The cheesemaker behind Little River and Thorvald cheeses, Francis, is well known for experimenting, usually with delicious results.

Virginnia compares New Zealand cheese to New Zealand wines, “I love the whole concept that cheese here has its own identity depending on where and how it is produced, just like New Zealand wine it is a product that reflects the place it is produced, and the cheese being made by some producers here is absolutely world-class, just as the rest of the world sat up and paid attention to our wines, they are now paying attention to our cheeses.”

At The Junction Virginnia cares for great cheeses from a number of producers, from Meyer Gouda’s, to the Mt Eliza Cheesery cheeses who are one of only three in New Zealand making raw milk cheeses, “ their two cheddars are from raw milk, their blue isn’t but it’s world class and flippin’ delicious.

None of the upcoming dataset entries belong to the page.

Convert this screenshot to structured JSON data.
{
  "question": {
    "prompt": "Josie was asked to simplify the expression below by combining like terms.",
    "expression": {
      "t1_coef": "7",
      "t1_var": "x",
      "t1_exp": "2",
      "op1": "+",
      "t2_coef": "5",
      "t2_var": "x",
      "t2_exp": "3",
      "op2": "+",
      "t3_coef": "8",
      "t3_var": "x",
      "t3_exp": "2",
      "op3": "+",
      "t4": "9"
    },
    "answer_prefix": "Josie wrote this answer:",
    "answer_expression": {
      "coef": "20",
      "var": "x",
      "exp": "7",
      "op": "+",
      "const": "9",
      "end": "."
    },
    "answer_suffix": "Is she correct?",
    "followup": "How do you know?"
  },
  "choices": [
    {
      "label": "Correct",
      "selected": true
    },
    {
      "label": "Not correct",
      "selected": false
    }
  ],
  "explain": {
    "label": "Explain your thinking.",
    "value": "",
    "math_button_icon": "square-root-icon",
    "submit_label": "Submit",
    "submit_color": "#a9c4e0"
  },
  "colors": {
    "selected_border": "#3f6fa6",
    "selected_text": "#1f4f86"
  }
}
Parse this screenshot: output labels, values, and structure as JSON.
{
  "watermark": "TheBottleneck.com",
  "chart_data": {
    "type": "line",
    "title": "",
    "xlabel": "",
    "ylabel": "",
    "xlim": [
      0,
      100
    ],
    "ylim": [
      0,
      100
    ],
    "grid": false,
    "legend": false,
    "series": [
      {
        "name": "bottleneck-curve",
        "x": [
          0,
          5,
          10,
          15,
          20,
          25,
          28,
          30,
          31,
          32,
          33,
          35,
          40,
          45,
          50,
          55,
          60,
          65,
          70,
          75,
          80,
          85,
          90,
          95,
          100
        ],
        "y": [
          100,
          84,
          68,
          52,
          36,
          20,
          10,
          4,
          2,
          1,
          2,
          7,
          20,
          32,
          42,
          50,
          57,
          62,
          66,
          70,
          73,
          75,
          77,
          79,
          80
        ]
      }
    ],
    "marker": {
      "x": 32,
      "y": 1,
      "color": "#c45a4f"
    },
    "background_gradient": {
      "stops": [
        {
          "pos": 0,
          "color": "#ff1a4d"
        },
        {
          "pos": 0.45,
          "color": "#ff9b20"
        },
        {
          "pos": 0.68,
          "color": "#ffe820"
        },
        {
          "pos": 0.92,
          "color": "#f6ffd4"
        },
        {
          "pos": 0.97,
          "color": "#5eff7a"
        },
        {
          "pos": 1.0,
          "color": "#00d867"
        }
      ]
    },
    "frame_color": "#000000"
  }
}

“Cranky Goat are doing some really innovative stuff with their goat’s milk cheeses and this is where it turns the full circle to my cheese career, my father can’t eat cow’s milk cheese so he was buying Cranky Goat at the market and when I said I was moving back to Nelson he took me to the market and they put me in touch with Dave Barrett whose store at The Junction allows me to pursue my passion for cheese.”